Some of these broader concerns that policy makers should consider are the reasons for decline in native fertility. The op-ed presents immigration as a compensatory mechanism for fewer births but ignores possible root causes. While falling birth rates are common among developed countries, they can be signals of housing unaffordability, public health concerns, or deeper fragmentation of people from their communities through the decline of social capital and reciprocity. The erosion of social capital in America has been written about extensively by Robert Putnam, a Harvard sociologist, and he identifies a complex network of causes that have contributed. One of the causes of short-run reductions in social trust mentioned in his 2007 paper “E Pluribus Unum” is rapid demographic changes at the community level, a problem exacerbated by our current immigration posture.

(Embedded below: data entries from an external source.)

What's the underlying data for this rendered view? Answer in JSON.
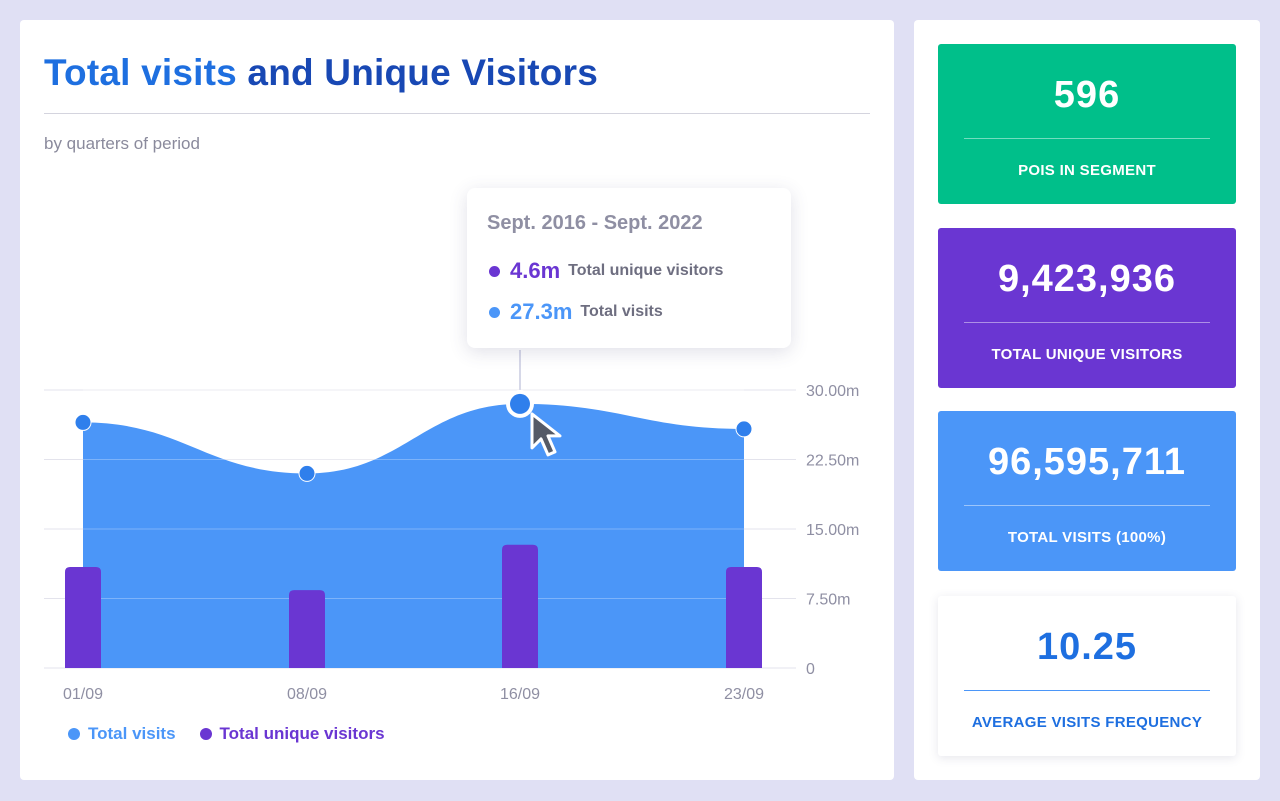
{
  "title": {
    "part1": "Total visits",
    "part2": "and Unique Visitors"
  },
  "subtitle": "by quarters of period",
  "colors": {
    "total_visits": "#4b96f8",
    "unique_visitors": "#6a36d2",
    "green_card": "#00bf8a",
    "purple_card": "#6a36d2",
    "blue_card": "#4b96f8",
    "title_light": "#1e6fe0",
    "title_dark": "#1848b4"
  },
  "tooltip": {
    "period": "Sept. 2016 - Sept. 2022",
    "rows": [
      {
        "value": "4.6m",
        "label": "Total unique visitors",
        "color": "#6a36d2"
      },
      {
        "value": "27.3m",
        "label": "Total visits",
        "color": "#4b96f8"
      }
    ]
  },
  "legend": [
    {
      "label": "Total visits",
      "color": "#4b96f8"
    },
    {
      "label": "Total unique visitors",
      "color": "#6a36d2"
    }
  ],
  "chart_data": {
    "type": "area",
    "categories": [
      "01/09",
      "08/09",
      "16/09",
      "23/09"
    ],
    "series": [
      {
        "name": "Total visits",
        "type": "area",
        "values": [
          26.5,
          21.0,
          28.5,
          25.8
        ]
      },
      {
        "name": "Total unique visitors",
        "type": "bar",
        "values": [
          10.9,
          8.4,
          13.3,
          10.9
        ]
      }
    ],
    "ylim": [
      0,
      30
    ],
    "yticks": [
      0,
      7.5,
      15,
      22.5,
      30
    ],
    "ytick_labels": [
      "0",
      "7.50m",
      "15.00m",
      "22.50m",
      "30.00m"
    ],
    "highlighted_index": 2,
    "grid": true
  },
  "cards": [
    {
      "value": "596",
      "label": "POIS IN SEGMENT",
      "bg": "#00bf8a",
      "fg": "#ffffff",
      "rule": "rgba(255,255,255,0.45)"
    },
    {
      "value": "9,423,936",
      "label": "TOTAL UNIQUE VISITORS",
      "bg": "#6a36d2",
      "fg": "#ffffff",
      "rule": "rgba(255,255,255,0.45)"
    },
    {
      "value": "96,595,711",
      "label": "TOTAL VISITS (100%)",
      "bg": "#4b96f8",
      "fg": "#ffffff",
      "rule": "rgba(255,255,255,0.45)"
    },
    {
      "value": "10.25",
      "label": "AVERAGE VISITS FREQUENCY",
      "bg": "#ffffff",
      "fg": "#1e6fe0",
      "rule": "#4b96f8"
    }
  ]
}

He found not only reductions in “out-group” trust but also “in-group” trust via a “hunker down” effect where people in diverse communities withdraw from collective life and social reciprocity.4 His findings did show integration and stabilization over the longer term, but if social capital is not considered alongside econometrics there is a risk of reducing national health and vitality to dollars and cents.
The op-ed concludes by asking: “What is the ROI on our investment in ICE?”, which is emblematic of the weaknesses of the article’s thesis. It frames the issue of immigration as purely an economic one, assuming the country is comparable to a corporation where investment in ICE is an operating cost and aggregate GDP growth is the net profit on a balance sheet. Public policy pursuant to national success and vitality cannot be understood through the lens of a corporation because people are not interchangeable economic units, and our goals are not measured quarterly. They span generations.
¹ George J. Borjas, “The Economic Benefits from Immigration,” Journal of Economic Perspectives 9, no. 2 (1995): 3–22.
² George J. Borjas, Immigration Economics (Cambridge, MA: Harvard University Press, 2014), 158.
3 David Autor, “Applying AI to Rebuild Middle Class Jobs,” NBER Working Paper Series, no. 32140 (February 2024).
4 Robert D. Putnam, “E Pluribus Unum: Diversity and Community in the Twenty-first Century: The 2006 Johan Skytte Prize Lecture,” Scandinavian Political Studies 30, no. 2 (June 2007): 137–174.